Before looking at why such a bleak outlook, it might be useful to consider how we got to where we are. In a blog piece for The King’s Fund, Mr Humphries and John Appleby, chief economist at the think tank, sketched the background to the crisis.

Local authority net spending on social care increased an average 6% per annum in the 15 years leading up to 2009, but since then it has dropped by an average of 2.2% a year (a figure that would have been closer to 3.6% if it wasn’t for money transferred from the NHS). This is because social care forms part of local government funding and so it was hit hard by cuts.

The second dimension to the problem is the rapidly ageing population. Spending per capita on the over-85s, i.e. the group most likely to require social care support, is at nearly the same level it was in 2002. And even this low level is only maintained thanks to transfers from an already struggling NHS. But the population is getting older. As Mr Humphries and Mr Appleby write: ‘Funding has not kept pace with the 34% increase in the over-85 population over this period.’ In fact, as they point out, spending on social care services for all age groups is over 10% less than it was in 2009, a figure that, again, would be 17% without the help of the NHS.

So why won’t the chancellor’s new plans help? Firstly, the money will not be enough to plug the funding gap. The chancellor’s £2bn estimate is built on the optimistic assumption that all 152 of England’s councils will raise taxes by 2%. This is a highly unlikely scenario given the political costs they would incur from doing this. In reality, The King’s Fund estimates that the social care precept will only raise at most £800m a year - a long way from the chancellor’s figure.

The second problem, closely connected to the first, is that by attempting to offset funding cuts with local increases in council tax, the Government will widen the gap in social care provision between wealthy and poor areas. Local authorities in rich areas, in the unlikely scenario that they actually decide to raise council tax, will be able to raise more cash than those in poor areas due to their stronger tax base.

As The King’s Fund’s research, quoted in the Guardian, shows, the five councils that will raise the most from the social care precept will be in wealthy areas such as Richmond upon Thames, south London (£14.90-a-head); City of London (£14.40); Rutland in Leicestershire (£13.80); Wokingham, Berkshire (£13.50) and West Berkshire (£13.10). By contrast, the five councils which would generate the lowest income are all in areas of high deprivation: Newham, east London (£5.00); Manchester (£5.80); Barking & Dagenham and Hackney, both in east London (£6.10); and Kingston upon Hull (£6.20).

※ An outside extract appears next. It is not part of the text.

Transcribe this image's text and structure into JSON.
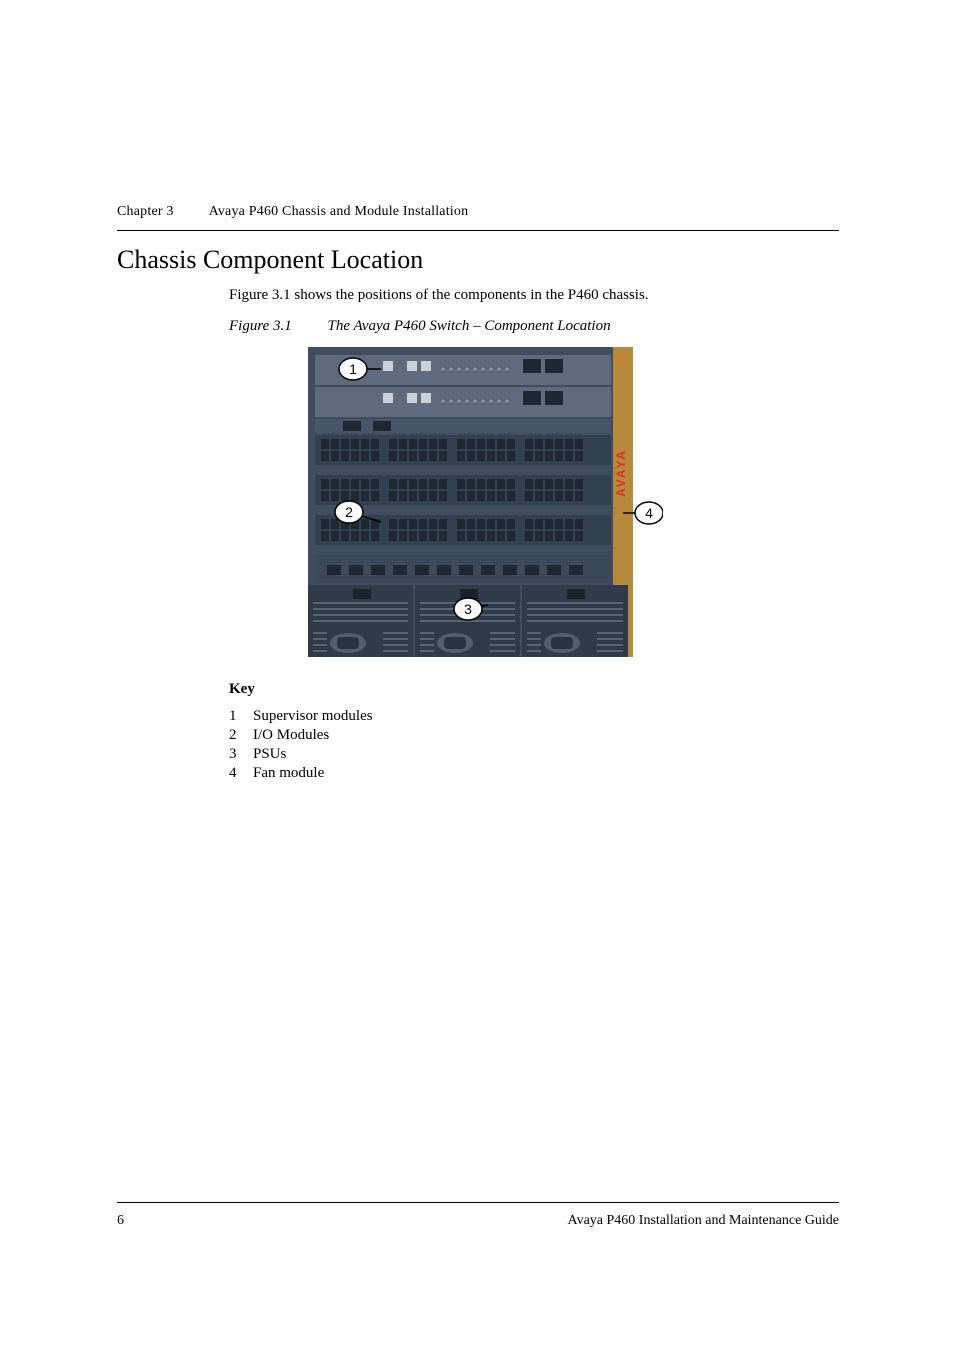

Traditionally, central government funding has reduced this gap through redistribution. But the present government’s emphasis on austerity, and faith in the power of the free market, means that local councils are expected to become entrepreneurs, increase growth in their backyards by attracting investment, and pay for social care from the (possible) windfall of increased taxation.

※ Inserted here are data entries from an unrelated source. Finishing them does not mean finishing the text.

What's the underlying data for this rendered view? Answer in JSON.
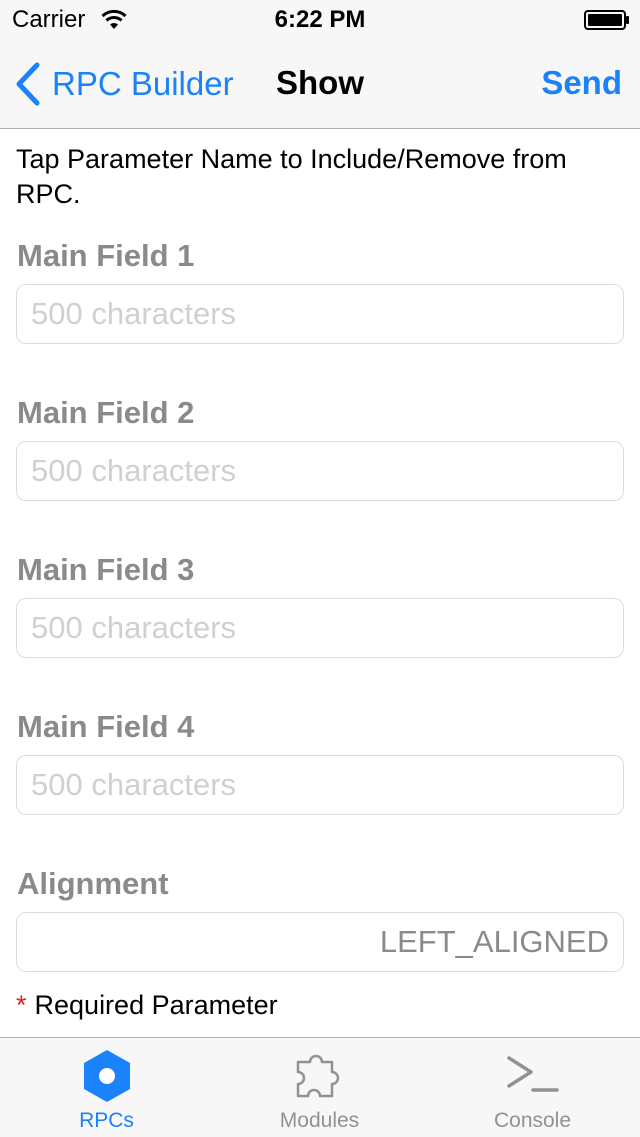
{
  "status": {
    "carrier": "Carrier",
    "time": "6:22 PM"
  },
  "nav": {
    "back_label": "RPC Builder",
    "title": "Show",
    "send_label": "Send"
  },
  "instructions": "Tap Parameter Name to Include/Remove from RPC.",
  "fields": [
    {
      "label": "Main Field 1",
      "placeholder": "500 characters"
    },
    {
      "label": "Main Field 2",
      "placeholder": "500 characters"
    },
    {
      "label": "Main Field 3",
      "placeholder": "500 characters"
    },
    {
      "label": "Main Field 4",
      "placeholder": "500 characters"
    }
  ],
  "alignment": {
    "label": "Alignment",
    "value": "LEFT_ALIGNED"
  },
  "required_note": {
    "star": "*",
    "text": "Required Parameter"
  },
  "tabs": [
    {
      "label": "RPCs",
      "icon": "hexagon-icon",
      "active": true
    },
    {
      "label": "Modules",
      "icon": "puzzle-icon",
      "active": false
    },
    {
      "label": "Console",
      "icon": "terminal-icon",
      "active": false
    }
  ],
  "colors": {
    "accent": "#1a82fb",
    "inactive": "#929292",
    "label_gray": "#8a8a8a",
    "required_star": "#e02020"
  }
}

Furthermore, it is precisely those areas that will struggle to raise sufficient funds that are most in need of state-funded social care. As Mr Humphries explained to the Guardian: ‘Relying on councils to plug the gap in social care funding won’t be equitable or effective because of the inverse social care law that councils that have the greatest need for publicly funded social care are least able to meet it. George Osborne’s new policy is of very limited help for them.’

The International Longevity Centre (ILC-UK) arrived at the same conclusion. Ben Franklin, the head of Economics of an Ageing Society at ILC-UK, warned: ‘The social care settlement will be insufficient to meet the growing care needs of an ageing population and does little more than paper over the cracks which many of those who are in need of care are already falling through.’

Is this, as the title of the ILC-UK report suggests, the end of adult social care? It’s impossible to say for sure. But it seems that the charity might be right to describe the future as ‘bleak’ for older people needing care.